Wie eben schon angesprochen: Die Techfirmen machen es einem auch nicht leicht. Nehmen wir die Lieblingsfirma von Forrest Gump. Wie eben beschrieben, um einen verschlüsselten DNS zu konfigurieren, muss man sich mit dem Thema auseinandersetzen. Apple bietet da wenig Unterstützung. Dabei ist die Verwendung eines alternativen DNS, nicht zu reden von einem verschlüsselten alternativen DNS, ein grosser Faktor was Überwachung angeht. Bei Android ist das viel leichter.

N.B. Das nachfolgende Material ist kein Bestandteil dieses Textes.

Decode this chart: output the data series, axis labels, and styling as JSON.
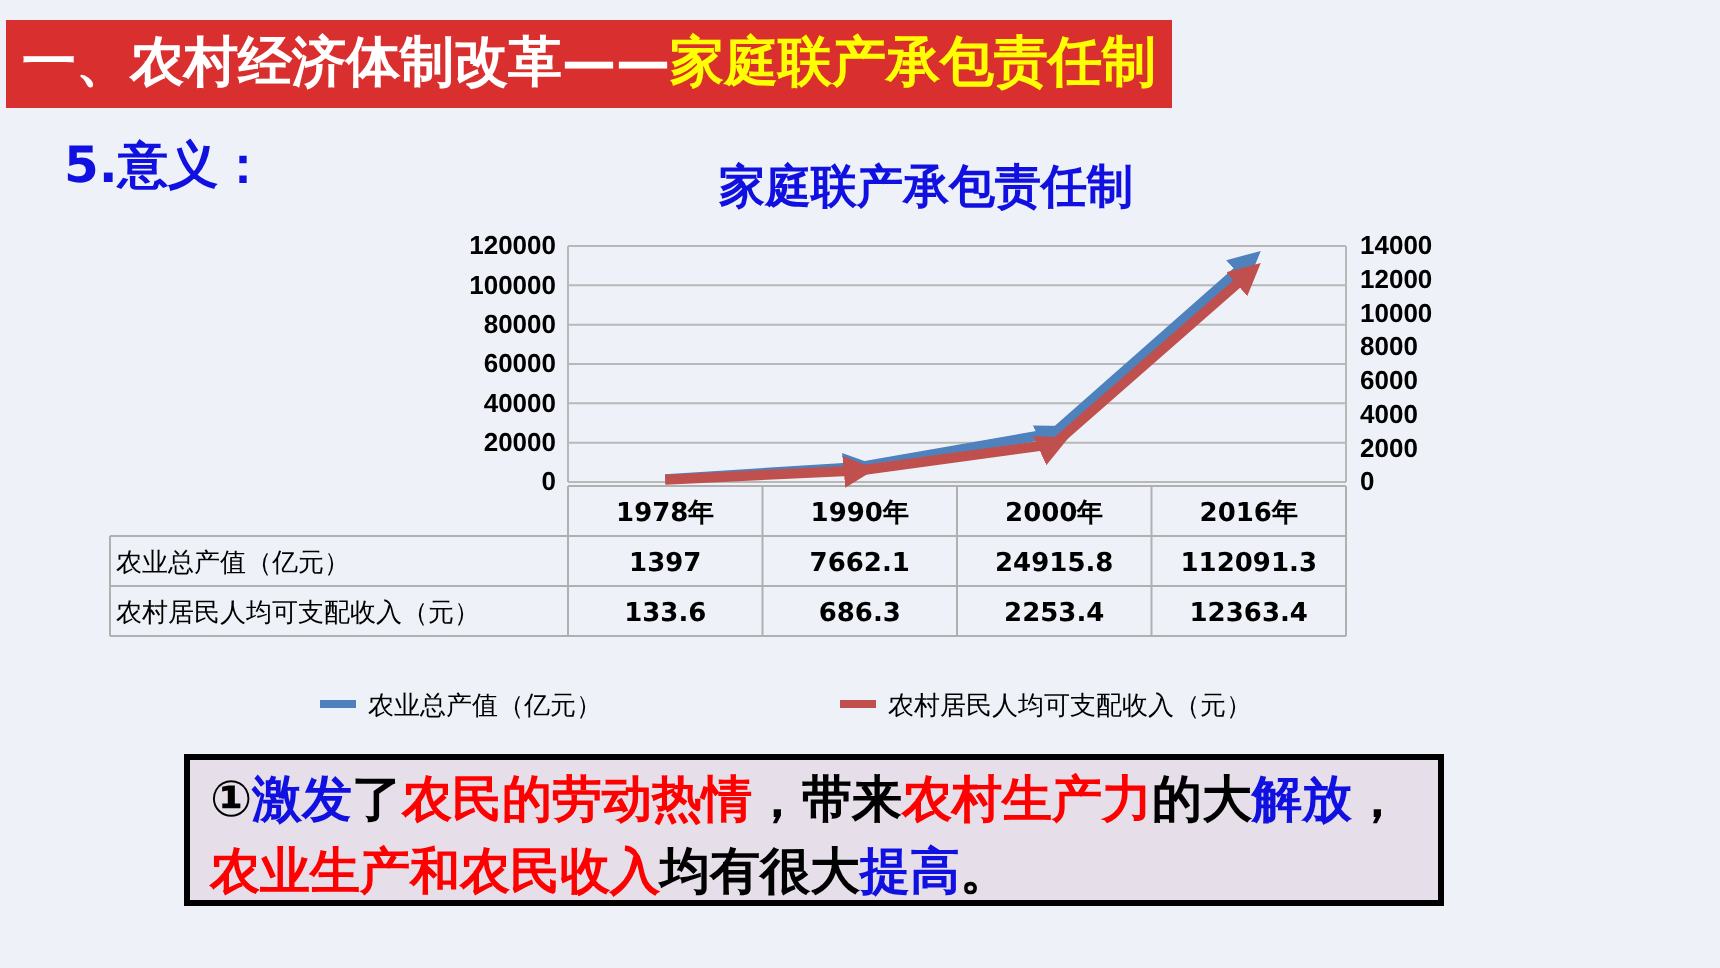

Oder nehmen wir Verschlüsselung. S/Mime hätte ein toller Standard werden können. Es ist auch in den meisten Systemen vorhanden. Aber die Nutzung ist schwieriger als sie sein müsste. Als ich damit vor ein paar Jahren rumprobierte, kam mir der Gedanke, die Implementierungen sind auch fehlerhaft.

Auch dass Apple es nicht ermöglicht, einfach im Kontrollzentrum GPS ein- und auszuschalten oder WLAN und Bluetooth vollständig auszuschalten, macht es den Normalos nicht leichter, das Gold des 21. Jahrhunderts sparsam zu verteilen.

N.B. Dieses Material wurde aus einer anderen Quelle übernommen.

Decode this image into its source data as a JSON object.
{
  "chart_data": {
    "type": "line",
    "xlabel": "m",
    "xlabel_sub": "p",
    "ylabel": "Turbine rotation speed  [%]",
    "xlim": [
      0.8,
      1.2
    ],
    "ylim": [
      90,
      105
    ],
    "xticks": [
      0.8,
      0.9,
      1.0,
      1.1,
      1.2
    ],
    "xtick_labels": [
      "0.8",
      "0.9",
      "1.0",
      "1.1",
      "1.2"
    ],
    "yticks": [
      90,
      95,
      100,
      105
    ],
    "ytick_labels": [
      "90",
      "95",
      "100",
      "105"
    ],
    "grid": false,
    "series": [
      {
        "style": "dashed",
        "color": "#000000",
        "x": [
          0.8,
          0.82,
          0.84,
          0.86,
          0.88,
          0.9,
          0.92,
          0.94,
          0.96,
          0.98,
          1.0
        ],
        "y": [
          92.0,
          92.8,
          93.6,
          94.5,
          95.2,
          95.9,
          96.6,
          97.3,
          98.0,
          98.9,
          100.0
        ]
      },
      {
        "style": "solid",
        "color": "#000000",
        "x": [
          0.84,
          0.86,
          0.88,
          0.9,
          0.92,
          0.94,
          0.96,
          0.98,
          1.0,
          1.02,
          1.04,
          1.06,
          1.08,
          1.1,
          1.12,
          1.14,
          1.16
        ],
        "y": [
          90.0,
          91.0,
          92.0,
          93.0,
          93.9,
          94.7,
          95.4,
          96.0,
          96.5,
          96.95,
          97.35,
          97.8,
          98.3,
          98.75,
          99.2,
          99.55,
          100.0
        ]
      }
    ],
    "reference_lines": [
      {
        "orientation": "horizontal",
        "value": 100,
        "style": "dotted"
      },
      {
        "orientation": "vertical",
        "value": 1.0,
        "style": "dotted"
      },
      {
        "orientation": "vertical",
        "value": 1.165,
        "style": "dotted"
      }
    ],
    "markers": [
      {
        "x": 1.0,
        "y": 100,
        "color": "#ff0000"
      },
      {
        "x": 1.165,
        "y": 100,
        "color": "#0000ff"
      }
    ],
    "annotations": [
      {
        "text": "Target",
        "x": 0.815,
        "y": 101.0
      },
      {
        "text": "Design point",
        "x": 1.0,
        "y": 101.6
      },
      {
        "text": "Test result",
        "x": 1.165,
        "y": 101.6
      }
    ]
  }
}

Wie oben schon angesprochen, sie führen durch einen Fragenkatalog, die aber auch psychologisch so gestaltet sind, dass man einfach zu allem ‚Ja‘ sagen muss. Hinweis: Schnelles Denken, Langsames Denken von Kahneman erklärt vieles.

Fazit

Die Techfirmen wollen unsere Daten, also machen sie es uns nicht leicht. Die Politik will die Daten auch, also schützt sie die Bürger nicht vor Missbrauch. Nicht nur das, wenn sie Gesetze erlässt, tut sie nichts bis gar nichts, damit der Bürger sie einklagen können. Im Gegenteil, sie verstößt selber dagegen. Das fließt auch in die Schulen und die Erziehung der Kinder ein, die nicht auf diese Situation vorbereitet werden. Weder mit entsprechendem Unterricht noch mit geschulten Personal. All das wird verschlimmert, da es keine datenschutz- und benutzerfreundlichen Systeme Out-of-the-Box gibt, die Gurus eine andere Sprache sprechen und mit dem Fussvolk nichts zu tun haben wollen.

QED

Was können wir also tun?

  1. Gehen wir mit gutem Beispiel voran und schützen uns. Tun wir, was wir sagen.
  2. Die, die wir Interesse haben, schlauen wir uns auf. Bleiben am Ball. Lernen, probieren aus.
  3. Spread the word. Helfen wir den anderen, konfigurieren deren Phones und Rechner. Warum nicht mal eine VM mit Linux zum ausprobieren installieren?
  4. Helfen wir den Kindern und sensibilisieren wir sie.
  5. Schreiben wir Beschwerden an die Datenschützer und unsere Bundestagsvertreter, wenn es Themen gibt.